Answer: With Kidneys for example there is no difference in life span or health of a donor. How are they taken advantage of?


Answer: There are at least 4,500 potential buyers, this is actually a pretty thick market.



Response 4:

This would cause current donors to instead charge for their organs.


Answer: Really? Most all donors are family or friends of the recipient. Would you charge you mom, brother, best friend, son or cousin for an organ that would save their lives? That would make for an awkward thanksgiving dinner…



Response 5:

Poor people couldn’t afford an organ.

Answer: Polls indicate that a reward of only $10,000 per donor would be enough to raise the supply of donors to meet demand and eliminate the waiting list. My estimates indicate the number is closer to $33,000. Nevertheless, this is far below the cost of even a single year of dialysis at $89,000 per year. Remember, the average wait time is 5 years so without factoring in medical cost inflation or financing costs this is $445,000. When adding in costs like lost wages, disability, cost of government welfare programs for low income earners and accompanying costs that could include home healthcare or transportation, the final number is within spitting distance of a million dollars per person. If the poor can’t pay for an organ, the state could afford to subsidize this many times over just with the money saved in welfare or gained in additional tax revenue.



Response 6:

But what about the good people in dialysis clinics that would be out of work? What about the other medical staff that would be unemployed when they are no longer needed? This is one of the biggest employers in my district!

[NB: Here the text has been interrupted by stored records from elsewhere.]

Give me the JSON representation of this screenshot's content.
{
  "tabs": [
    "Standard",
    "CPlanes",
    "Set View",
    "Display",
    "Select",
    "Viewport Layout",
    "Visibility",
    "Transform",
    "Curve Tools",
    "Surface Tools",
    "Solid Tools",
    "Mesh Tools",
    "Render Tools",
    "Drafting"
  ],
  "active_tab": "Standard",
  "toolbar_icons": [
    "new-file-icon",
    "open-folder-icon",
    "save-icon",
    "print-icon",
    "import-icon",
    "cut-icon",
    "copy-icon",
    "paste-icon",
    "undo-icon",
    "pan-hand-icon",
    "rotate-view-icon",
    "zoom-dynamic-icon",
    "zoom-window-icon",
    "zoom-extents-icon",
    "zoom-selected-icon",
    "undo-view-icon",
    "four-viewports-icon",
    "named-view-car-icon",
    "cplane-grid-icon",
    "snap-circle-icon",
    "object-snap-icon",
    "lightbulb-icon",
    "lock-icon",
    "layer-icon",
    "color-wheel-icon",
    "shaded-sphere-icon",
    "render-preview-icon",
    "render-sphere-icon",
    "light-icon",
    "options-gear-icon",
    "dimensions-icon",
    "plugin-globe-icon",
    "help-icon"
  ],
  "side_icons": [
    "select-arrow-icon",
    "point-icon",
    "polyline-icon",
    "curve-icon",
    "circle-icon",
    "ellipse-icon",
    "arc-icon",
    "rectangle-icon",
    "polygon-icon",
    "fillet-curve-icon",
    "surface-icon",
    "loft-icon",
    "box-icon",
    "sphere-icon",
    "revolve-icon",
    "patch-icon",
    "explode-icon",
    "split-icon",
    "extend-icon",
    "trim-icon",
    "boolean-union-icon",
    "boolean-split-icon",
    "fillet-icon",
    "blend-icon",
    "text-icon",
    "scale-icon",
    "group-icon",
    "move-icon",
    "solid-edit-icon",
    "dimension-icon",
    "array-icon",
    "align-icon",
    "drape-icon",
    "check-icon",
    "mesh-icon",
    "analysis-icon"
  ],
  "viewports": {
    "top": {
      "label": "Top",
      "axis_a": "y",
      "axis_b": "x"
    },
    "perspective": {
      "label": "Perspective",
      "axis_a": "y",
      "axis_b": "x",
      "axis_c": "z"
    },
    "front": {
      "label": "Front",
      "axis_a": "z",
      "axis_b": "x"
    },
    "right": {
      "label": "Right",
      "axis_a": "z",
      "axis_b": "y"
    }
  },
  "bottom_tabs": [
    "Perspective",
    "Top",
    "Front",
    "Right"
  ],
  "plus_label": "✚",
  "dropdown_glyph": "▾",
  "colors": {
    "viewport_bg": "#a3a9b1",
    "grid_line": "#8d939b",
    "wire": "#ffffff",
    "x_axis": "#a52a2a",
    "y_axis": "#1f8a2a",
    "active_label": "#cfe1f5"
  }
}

Answer: Fun fact: Human life is more important then both jobs in your district and your political popularity.


Answer: Sure, these particular jobs would be lost. However, displaced labor is the measure of efficiency. When the agricultural revolution happened farmers lost jobs. When the printing press was developed, well paid scribe jobs where lost. In such cases the standard of living of the whole rise and with newly freed up labor new jobs become available. In this case, it is extremely obvious that this will occur. Being the only place in the free world where organs can be legally purchased and safely transplanted, there would be a massive demand for medical staff to perform the job.